粋七ニヒミィリから作られた【救いの雨】とは、他人の物を奪い、他人に物を与えるスキルである。このスキルはとても汎用性が高い。そもそもこの【救いの雨】は、本人の意思さえあれば何でも奪って与える事が出来るこのスキルであり、生命力でもスキルでも背でも体重でもなんでも与え奪うこのスキルは、元となった廃神の粋七ニヒミィリがそれだけ万能であったからだろう。本当に今から思えば、何故廃神として消えたかも分からないような奴だった。

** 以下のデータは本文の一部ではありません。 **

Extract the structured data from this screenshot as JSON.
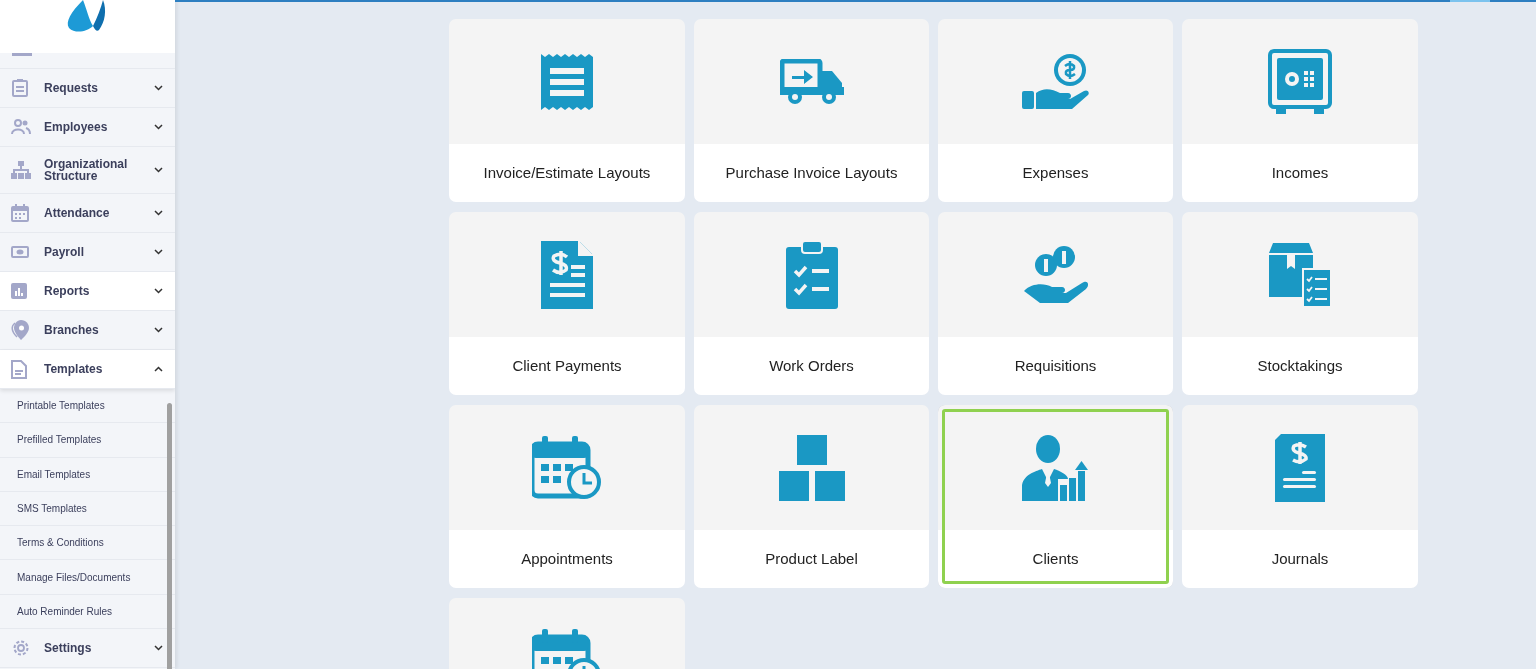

ともかく、その2つの力は確かに作用していた。ただし完全ではなく、ただ使われていただけだったと言う感じではあったとの調査報告が上がっている。それがもとは廃神を加工して出来たから完全ではないのか、もしくは使った本人の技量もあるかも知れないが、詳しくは調査を続行する。
なお、他の世界でも廃神を加工した物が発見された。それは今回のケースのようにスキルであったり、もしくは使い魔であったり、あるいは武器であったり、はたまた有形ではないものだったりと色々だ。その調査については、まだ全部が判明しきっていないので今回は伏せて置く。だが、どうやらこれに関しては色々と根が深い問題が多いようである。
なお、この前の月裏イヴァリストの魔王転移に関して事後報告があるので載せて置く。月裏イヴァリストが魔王として転移する者を増やして欲しいと言う話であったが、やはり昨今のネット情報では魔王よりも勇者の方が人気らしいみたいで、魔王として転移した者も自らを自称勇者と名乗って活動している者も居るらしい。そう言った者には後からこちらで『魔王としての大切さ』、『勇者と魔王について』を軽く1,2時間ほど相談する事を考えていた。
今後も魔王転移した者については調査を続行しようと思う。